Awalnya, Bupati menyampaikan Pacitan adalah salah satu rawan bencana. Hal tersebut dikarenakan jika memasuki musim kemarau, maka Pacitan akan rawan kekeringan. Jika masuk musim penghujan maka Pacitan memiliki ancaman bencana tanah longsor dan banjir.

Bupati kemudian mengharapkan komunikasi intens terus dibangun oleh BPBD Pacitan dan Jatim terkait penanganan bencana. Salah satunya adalah bencana tanah gerak yang menimpa 16 rumah warga di Desa Purworejo, Pacitan.
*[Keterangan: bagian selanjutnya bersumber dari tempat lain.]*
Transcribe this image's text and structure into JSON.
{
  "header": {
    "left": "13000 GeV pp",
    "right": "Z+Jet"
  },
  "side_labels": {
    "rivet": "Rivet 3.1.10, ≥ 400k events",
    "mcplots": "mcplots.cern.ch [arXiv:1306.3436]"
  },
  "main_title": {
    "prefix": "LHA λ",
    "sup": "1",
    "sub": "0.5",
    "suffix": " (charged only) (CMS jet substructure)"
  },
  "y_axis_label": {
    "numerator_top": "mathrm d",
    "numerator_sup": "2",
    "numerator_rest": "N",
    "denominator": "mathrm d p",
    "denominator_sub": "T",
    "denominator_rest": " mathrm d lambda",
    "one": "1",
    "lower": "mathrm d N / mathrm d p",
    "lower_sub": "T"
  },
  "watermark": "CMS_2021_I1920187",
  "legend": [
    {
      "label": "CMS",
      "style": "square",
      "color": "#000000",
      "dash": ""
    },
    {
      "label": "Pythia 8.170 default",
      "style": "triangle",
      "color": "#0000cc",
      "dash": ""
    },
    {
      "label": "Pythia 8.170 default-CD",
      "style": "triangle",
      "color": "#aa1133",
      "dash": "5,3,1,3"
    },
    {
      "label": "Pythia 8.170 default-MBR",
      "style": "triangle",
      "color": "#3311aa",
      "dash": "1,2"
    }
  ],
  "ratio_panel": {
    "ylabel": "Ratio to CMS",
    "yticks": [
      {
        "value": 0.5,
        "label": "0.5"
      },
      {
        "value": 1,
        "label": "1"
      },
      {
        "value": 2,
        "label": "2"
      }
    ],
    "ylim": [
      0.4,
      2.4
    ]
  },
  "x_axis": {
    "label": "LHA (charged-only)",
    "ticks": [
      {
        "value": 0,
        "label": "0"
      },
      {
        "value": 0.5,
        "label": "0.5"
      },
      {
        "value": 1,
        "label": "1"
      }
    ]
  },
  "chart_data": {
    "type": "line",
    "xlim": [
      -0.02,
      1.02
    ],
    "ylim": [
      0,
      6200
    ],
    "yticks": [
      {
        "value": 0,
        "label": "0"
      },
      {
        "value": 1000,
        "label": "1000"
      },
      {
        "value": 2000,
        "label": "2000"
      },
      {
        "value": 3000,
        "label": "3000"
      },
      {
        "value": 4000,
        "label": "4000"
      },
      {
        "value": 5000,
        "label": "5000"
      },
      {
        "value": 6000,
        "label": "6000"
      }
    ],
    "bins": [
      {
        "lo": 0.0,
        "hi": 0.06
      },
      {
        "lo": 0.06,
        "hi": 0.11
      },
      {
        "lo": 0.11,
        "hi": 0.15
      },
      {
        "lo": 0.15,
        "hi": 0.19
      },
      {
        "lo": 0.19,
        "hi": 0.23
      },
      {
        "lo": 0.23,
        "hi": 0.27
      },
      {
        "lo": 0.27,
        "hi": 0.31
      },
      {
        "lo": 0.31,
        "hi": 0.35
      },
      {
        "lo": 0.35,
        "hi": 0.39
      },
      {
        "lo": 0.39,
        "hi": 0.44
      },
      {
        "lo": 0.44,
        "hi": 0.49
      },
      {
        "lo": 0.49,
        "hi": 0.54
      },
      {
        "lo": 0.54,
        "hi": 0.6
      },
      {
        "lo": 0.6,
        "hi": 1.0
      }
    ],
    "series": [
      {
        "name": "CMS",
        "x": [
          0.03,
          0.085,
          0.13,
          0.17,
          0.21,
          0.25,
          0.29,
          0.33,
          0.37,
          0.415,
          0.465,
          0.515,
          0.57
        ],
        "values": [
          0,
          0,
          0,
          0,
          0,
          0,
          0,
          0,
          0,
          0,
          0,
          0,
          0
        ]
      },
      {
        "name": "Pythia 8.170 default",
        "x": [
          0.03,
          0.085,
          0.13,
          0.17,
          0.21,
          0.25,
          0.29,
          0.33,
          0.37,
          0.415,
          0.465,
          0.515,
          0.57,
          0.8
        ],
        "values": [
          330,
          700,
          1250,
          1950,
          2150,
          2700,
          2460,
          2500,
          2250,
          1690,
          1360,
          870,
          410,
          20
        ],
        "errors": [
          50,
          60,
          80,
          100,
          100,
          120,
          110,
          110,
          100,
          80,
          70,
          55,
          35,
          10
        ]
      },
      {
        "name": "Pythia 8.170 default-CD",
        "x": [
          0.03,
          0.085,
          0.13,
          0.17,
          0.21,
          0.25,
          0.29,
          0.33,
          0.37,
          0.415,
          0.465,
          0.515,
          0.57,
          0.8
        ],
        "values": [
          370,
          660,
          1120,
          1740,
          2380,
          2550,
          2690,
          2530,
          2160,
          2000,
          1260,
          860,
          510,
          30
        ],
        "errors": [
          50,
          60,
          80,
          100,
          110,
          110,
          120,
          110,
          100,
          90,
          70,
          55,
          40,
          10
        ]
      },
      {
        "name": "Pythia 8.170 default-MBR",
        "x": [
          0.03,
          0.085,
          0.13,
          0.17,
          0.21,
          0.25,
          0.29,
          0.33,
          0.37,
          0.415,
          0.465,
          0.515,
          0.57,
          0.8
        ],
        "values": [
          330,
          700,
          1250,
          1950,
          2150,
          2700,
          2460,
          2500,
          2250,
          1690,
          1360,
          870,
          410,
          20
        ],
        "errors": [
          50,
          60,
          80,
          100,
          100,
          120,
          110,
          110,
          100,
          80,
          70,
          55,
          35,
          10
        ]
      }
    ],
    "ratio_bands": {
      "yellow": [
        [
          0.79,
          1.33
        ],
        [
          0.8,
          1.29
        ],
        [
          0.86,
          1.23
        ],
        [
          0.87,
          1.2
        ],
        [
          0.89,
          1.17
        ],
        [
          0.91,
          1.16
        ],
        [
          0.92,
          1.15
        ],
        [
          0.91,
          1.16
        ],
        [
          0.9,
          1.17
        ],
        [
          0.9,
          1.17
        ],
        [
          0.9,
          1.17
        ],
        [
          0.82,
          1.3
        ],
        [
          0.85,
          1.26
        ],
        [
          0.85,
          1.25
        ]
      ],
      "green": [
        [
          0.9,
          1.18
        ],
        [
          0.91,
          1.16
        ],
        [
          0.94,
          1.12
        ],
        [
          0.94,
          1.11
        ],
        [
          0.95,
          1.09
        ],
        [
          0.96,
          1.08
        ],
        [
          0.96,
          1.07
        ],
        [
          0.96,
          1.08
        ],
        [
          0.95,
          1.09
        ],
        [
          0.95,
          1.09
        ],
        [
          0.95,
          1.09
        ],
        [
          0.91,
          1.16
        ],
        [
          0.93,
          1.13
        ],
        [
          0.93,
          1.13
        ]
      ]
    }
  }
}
“Hal ini dibuktikan dengan adanya kejadian tanah retak yang mengakibatkan 16 rumah terdampak. Mudah-mudahan komunikasi antara BPBD Pacitan dan Pemprov Jatim bisa terbangun dengan baik agar penanganan cepat tanggap bisa segera hadir,”papar Bupati.

Salah satu yang akan dilakukan, kata Bupati, adalah melakukan relokasi terhadap 16 rumah terdampak tanah gerak itu, yang direncanakan akan dilakukan bulan ini.

“Insyaallah rencananya Januari ini akan dilakukan relokasi,” jelasnya.

Namun demikian, Bupati mengungkapkan dalam prosesnya terdapat sejumlah kendala bagi warga terdampak. Salah satunya karena memori di tempat tinggalnya semula.

“Namun hal tersebut (relokasi, red) menjadi kendala, karena masyarakat memiliki memori berharga dengan tempat tinggalnya semula. Ini yang akan kami berikan pemahaman-pemahaman bagi masyarakat,”pungkasnya.